Why Should the Server Do It All?: A Scalable, Versatile, and Model-Agnostic Framework for Server-Light DNN Inference over Massively Distributed Clients via Training-Free Intermediate Feature Compression
Mingyu Sung, Suhwan Im, Daeho Bang, Il-Min Kim, Sangseok Yun, Jae-Mo Kang
TL;DR
This work tackles server bottlenecks in edge-cloud DNN inference by addressing fixed split choices and onerous per-token data in autoregressive workloads. It introduces SLICER, a training-free, architecture-agnostic codec that compresses intermediate features via asymmetric top-K filtering, magnitude-splitting, and adaptive bit quantization, guided by a constraint-aware predictive configuration (SLICER-Search). Across vision and NLP benchmarks, SLICER achieves up to $10\times$ uplink reduction and up to $4.4\times$ server-time savings with minimal accuracy loss ($0$–$3\,\text{pp}$), and it scales to multi-device and AR inference by shifting compute toward the edge. The approach attaches to off-the-shelf models without retraining, offering a plug-and-play path to scalable, low-latency distributed inference in real-world deployments.
Abstract
Modern DNNs often rely on edge-cloud model partitioning (MP), but widely used schemes fix shallow, static split points that underutilize edge compute and concentrate latency and energy on the server.

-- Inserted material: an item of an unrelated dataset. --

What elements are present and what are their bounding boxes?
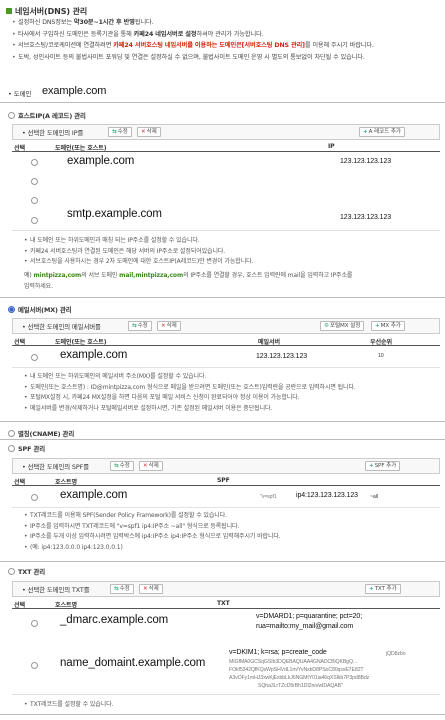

The problem is exacerbated in autoregressive (AR) LLM inference, where per-token forward passes repeatedly generate bulky intermediate features (IFs). We introduce SLICER, a retraining-free, architecture-agnostic framework that compresses IFs to reduce both communication and server load in split computing. SLICER combines (i) asymmetric top-K filtering (ATKF) to sparsify low-magnitude activations, (ii) magnitude-splitting (MS) to group the remaining non-zeros into equal-cardinality blocks, and (iii) adaptive bit quantization (ABQ) that selects per-block bitwidths under a distortion budget. Across standard vision and LLM workloads (e.g., ImageNet/COCO; HellaSwag, PIQA, ARC-E/C, GSM8K, HumanEval), SLICER reduces uplink volume by up to 10x and server GPU time by up to 4.4x, while keeping task quality within ~0-3 pp of baseline. In multi-device settings and AR LLMs, SLICER scales by shifting meaningful compute to the edge and lowering bits-per-token and server time per token, stabilizing per-step traffic. The codec attaches to off-the-shelf models without retraining or architectural changes, offering a plug-and-play path to scalable, low-latency distributed inference. Code is provided in the supplementary material.